According to this Tom's Hardware article on the new ThreadRipper Pro it uses a different socket than the Treadripper consumer processors. Even though the Sockets are identical the pins designations are slightly different: https://www.tomshardware.com/reviews/amd-threadripper-pro-3995wx-review
AMD Threadripper Pro Specifications
The Threadripper Pro chips come with the 'WX' suffix to denote they are designed specifically for the professional workstation market and drop into specialized single-socket WRX80 motherboards featuring the sWRX8 socket. The LGA4094 socket is physically identical to the Threadripper consumer and EPYC data center platforms. Still, it features different pin assignments: AMD enabled some pins to support more memory channels and PCIe lanes than are available on the Threadripper consumer chips, and disabled certain pins used to support multiple sockets on EPYC platforms. The chips feature the same internal chiplet-based architecture as the desktop variants, albeit with a fully-enabled I/O Die (IOD) that activates the extra PCIe lanes and two additional dual-channel memory controllers.

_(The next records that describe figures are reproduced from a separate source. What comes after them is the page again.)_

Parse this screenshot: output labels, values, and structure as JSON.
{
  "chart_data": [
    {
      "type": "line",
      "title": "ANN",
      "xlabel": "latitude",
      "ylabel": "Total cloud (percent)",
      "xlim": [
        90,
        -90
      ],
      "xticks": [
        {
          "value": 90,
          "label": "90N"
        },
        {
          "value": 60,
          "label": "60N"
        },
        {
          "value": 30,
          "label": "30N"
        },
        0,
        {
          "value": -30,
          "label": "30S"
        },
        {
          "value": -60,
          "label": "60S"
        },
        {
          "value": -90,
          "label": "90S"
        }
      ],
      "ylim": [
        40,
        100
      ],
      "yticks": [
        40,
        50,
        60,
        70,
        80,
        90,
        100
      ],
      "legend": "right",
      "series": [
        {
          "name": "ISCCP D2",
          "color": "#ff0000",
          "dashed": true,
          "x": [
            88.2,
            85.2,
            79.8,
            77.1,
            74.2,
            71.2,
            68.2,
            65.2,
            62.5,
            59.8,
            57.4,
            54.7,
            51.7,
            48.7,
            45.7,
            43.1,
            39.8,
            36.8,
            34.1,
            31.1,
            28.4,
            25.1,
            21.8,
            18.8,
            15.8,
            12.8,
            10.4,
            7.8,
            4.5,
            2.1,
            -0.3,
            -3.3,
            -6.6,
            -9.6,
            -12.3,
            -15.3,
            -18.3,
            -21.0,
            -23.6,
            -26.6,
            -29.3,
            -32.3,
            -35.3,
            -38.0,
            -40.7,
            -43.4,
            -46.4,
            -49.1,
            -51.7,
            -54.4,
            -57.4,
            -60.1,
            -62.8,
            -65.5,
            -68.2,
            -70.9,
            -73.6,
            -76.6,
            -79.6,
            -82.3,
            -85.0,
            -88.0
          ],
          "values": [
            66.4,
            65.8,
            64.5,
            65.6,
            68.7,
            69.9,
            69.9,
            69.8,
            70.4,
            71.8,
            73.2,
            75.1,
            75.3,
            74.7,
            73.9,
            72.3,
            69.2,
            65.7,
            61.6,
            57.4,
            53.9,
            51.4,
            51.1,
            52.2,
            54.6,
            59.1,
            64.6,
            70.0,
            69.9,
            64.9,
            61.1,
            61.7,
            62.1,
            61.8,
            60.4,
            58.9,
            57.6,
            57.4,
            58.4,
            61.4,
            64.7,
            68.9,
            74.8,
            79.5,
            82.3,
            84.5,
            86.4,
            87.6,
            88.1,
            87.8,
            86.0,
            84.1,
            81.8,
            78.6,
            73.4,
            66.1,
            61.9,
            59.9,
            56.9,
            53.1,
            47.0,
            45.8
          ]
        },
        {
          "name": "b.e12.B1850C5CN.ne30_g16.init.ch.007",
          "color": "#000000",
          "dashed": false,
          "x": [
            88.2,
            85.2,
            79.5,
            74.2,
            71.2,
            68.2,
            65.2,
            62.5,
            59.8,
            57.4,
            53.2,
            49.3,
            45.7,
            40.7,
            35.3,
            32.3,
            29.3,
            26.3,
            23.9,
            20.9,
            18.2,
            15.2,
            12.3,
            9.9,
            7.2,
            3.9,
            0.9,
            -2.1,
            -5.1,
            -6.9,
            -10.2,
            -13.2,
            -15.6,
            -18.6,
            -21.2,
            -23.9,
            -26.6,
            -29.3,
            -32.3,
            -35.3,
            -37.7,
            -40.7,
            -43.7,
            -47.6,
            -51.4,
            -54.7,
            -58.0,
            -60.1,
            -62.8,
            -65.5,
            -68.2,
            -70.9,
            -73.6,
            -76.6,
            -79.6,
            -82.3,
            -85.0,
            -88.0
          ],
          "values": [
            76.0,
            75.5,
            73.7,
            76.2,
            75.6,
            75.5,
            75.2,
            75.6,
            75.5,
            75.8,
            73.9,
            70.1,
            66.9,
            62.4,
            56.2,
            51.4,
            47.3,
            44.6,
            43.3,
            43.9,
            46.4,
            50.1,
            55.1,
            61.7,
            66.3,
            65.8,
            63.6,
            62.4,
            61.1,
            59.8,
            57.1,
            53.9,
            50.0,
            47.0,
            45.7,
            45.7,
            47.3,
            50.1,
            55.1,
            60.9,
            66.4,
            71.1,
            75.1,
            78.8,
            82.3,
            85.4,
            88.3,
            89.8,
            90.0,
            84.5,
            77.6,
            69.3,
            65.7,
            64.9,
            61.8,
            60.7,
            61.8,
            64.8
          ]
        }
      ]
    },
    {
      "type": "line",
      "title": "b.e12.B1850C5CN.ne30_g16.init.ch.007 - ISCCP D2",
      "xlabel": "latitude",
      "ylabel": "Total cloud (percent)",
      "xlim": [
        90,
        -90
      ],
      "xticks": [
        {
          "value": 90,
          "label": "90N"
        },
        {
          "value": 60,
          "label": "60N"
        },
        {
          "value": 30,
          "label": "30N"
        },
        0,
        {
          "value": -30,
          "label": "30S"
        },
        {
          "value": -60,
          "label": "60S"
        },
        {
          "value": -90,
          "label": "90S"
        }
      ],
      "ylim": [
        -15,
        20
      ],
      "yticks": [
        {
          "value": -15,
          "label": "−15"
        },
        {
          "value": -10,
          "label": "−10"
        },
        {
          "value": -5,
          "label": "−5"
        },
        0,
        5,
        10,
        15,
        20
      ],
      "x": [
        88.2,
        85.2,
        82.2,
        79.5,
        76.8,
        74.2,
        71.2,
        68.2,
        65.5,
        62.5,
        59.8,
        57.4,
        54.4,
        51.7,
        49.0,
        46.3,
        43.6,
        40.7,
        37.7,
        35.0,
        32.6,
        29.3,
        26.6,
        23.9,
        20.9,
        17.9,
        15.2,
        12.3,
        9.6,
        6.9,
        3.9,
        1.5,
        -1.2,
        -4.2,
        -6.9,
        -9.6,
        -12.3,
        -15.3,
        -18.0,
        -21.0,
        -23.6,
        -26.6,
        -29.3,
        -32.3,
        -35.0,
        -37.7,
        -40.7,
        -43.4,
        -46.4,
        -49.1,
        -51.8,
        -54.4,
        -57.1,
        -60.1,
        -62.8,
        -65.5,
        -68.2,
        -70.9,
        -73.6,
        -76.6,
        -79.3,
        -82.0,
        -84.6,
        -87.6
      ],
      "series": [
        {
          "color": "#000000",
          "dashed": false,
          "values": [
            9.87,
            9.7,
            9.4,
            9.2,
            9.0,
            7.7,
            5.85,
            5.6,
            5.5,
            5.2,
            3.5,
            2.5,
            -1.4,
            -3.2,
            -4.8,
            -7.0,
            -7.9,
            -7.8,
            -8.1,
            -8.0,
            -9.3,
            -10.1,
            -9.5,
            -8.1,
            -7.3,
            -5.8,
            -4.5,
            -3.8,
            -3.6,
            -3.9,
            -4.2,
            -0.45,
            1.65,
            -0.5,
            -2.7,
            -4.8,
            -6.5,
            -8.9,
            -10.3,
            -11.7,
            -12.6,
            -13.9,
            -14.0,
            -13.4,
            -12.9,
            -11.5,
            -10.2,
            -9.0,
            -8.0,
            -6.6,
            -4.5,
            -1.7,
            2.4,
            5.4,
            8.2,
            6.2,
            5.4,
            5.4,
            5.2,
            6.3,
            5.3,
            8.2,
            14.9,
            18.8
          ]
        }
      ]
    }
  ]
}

So you would need to purchase a Motherboard with a sWRX8 Socket.
This tech site lists some of the new motherboards that has the new xWRX8 Sockets: https://www.anandtech.com/show/16396/the-amd-wrx80-chipset-a-few-boards-for-3rd-gen-threadripper-pro
The Asus Motherboard for the ThreadRipper Pro, in the above link, doesn't list any consumer ThreadRippers as being compatible only the Pro versions.